Nonmonotonic strain dependence of lattice thermal conductivity in monolayer SiC: a first-principles study.

An increasing number of two-dimensional (2D) materials have already been achieved experimentally or predicted theoretically, which have potential applications in nano- and opto-electronics. Various applications of electronic devices are closely related to their thermal transport properties. In this work, the strain dependence of phonon transport in monolayer SiC with a perfect planar hexagonal honeycomb structure is investigated by solving the linearized phonon Boltzmann equation. It is found that the room-temperature lattice thermal conductivity (κL) of monolayer SiC is two orders of magnitude lower than that of graphene.

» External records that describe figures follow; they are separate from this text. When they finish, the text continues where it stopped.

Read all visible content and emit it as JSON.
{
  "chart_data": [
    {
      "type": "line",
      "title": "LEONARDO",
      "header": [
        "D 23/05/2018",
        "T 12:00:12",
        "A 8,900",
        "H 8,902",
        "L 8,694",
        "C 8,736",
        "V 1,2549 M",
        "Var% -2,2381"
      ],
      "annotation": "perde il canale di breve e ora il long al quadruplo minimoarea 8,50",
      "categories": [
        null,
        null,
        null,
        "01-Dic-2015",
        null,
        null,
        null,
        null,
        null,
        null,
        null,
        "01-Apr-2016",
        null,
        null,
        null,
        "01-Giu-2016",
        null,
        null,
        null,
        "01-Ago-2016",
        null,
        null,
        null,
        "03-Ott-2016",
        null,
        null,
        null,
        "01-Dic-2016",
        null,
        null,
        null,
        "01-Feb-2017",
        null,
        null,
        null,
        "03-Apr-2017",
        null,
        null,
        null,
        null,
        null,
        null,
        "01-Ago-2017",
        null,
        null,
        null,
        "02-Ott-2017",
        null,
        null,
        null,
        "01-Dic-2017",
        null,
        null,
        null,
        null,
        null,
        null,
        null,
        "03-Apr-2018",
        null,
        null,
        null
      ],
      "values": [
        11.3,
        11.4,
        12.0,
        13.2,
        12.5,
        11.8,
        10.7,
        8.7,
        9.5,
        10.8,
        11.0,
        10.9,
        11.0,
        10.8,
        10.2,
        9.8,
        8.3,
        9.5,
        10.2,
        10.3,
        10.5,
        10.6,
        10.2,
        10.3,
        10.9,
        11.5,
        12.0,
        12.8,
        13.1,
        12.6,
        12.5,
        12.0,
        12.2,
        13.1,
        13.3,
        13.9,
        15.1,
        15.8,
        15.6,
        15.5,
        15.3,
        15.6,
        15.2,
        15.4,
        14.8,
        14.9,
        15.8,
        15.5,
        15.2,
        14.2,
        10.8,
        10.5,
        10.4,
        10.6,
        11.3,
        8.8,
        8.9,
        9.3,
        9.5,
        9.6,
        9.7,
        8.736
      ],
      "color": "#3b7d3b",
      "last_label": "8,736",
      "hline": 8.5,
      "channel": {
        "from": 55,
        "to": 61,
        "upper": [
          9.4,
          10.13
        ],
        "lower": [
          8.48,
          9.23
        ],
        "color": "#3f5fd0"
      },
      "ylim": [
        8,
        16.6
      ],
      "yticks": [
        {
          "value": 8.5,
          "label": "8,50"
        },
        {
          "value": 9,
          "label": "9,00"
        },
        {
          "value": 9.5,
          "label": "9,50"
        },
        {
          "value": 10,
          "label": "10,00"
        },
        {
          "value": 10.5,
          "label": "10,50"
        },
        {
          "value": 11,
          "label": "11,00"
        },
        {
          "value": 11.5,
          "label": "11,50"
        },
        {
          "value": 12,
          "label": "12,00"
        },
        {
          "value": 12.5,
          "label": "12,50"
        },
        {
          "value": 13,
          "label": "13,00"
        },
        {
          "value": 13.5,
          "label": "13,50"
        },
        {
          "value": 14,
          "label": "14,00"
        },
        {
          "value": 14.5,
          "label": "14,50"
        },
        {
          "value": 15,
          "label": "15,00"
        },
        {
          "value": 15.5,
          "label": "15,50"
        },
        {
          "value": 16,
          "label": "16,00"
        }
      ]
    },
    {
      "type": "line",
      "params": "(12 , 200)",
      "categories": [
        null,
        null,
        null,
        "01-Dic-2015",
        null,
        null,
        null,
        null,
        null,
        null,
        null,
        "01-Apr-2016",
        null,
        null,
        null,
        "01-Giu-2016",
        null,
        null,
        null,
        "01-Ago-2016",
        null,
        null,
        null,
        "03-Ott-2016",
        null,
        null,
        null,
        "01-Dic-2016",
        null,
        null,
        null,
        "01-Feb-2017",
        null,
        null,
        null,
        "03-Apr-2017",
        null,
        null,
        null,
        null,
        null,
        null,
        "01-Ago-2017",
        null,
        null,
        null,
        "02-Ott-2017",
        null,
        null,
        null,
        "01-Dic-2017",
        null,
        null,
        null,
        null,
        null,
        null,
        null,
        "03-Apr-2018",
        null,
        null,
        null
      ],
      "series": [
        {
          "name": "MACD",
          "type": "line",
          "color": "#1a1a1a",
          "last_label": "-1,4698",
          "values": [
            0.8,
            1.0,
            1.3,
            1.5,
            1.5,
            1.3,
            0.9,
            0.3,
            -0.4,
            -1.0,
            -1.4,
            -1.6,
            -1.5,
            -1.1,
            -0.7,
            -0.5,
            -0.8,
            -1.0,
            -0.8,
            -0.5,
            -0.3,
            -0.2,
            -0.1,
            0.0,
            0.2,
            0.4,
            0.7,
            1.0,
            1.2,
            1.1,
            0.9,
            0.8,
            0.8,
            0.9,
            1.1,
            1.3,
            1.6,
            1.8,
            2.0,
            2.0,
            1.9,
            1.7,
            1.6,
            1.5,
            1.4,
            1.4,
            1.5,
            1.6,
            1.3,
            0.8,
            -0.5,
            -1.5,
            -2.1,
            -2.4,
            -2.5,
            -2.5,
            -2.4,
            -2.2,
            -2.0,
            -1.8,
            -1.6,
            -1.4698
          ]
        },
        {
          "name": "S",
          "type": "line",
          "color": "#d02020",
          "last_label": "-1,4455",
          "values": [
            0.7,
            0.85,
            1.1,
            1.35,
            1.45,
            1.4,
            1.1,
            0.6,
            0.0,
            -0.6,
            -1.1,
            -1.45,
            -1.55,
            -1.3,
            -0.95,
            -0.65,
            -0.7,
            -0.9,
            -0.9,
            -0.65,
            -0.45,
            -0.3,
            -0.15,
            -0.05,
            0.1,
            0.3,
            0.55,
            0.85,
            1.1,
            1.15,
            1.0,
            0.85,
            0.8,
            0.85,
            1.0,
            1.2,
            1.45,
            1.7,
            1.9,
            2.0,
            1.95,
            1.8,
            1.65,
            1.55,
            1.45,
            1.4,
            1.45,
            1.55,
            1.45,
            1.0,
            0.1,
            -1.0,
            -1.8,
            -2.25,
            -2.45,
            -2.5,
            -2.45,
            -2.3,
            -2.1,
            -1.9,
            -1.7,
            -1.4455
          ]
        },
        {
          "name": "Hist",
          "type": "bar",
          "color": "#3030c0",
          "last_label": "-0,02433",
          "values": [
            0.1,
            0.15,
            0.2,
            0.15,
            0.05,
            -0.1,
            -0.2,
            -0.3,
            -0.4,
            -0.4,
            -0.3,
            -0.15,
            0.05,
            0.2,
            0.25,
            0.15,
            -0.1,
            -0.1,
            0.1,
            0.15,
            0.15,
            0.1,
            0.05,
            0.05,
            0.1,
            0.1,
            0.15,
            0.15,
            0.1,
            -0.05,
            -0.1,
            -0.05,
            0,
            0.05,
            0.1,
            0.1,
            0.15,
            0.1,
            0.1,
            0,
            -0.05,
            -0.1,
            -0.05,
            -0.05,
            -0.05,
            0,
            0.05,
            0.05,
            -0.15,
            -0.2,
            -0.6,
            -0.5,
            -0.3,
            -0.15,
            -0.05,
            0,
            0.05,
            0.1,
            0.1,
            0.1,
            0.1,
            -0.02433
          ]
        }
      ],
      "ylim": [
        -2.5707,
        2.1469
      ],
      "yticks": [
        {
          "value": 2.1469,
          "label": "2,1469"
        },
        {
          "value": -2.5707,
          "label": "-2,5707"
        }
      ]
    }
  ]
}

The low κL is due to small group velocities and short phonon lifetimes, which can also be explained by the polarized covalent bond due to large charge transfer from Si to C atoms. In a considered strain range, it is proved that the SiC monolayer is mechanically and dynamically stable. With increased tensile strain, the κL of the SiC monolayer shows an unusual nonmonotonic up-and-down behavior, which is due to the competition between the change of phonon group velocities and phonon lifetimes of low frequency phonon modes. At low strain values (<8%), the phonon lifetime enhancement induces the increased κL, while at high strain values (>8%) the reduction of group velocities as well as the decrease of the phonon lifetimes are the major mechanisms responsible for decreased κL. Our works further enrich the studies on the phonon transport properties of 2D materials with a perfect planar hexagonal honeycomb structure, and motivate further experimental studies.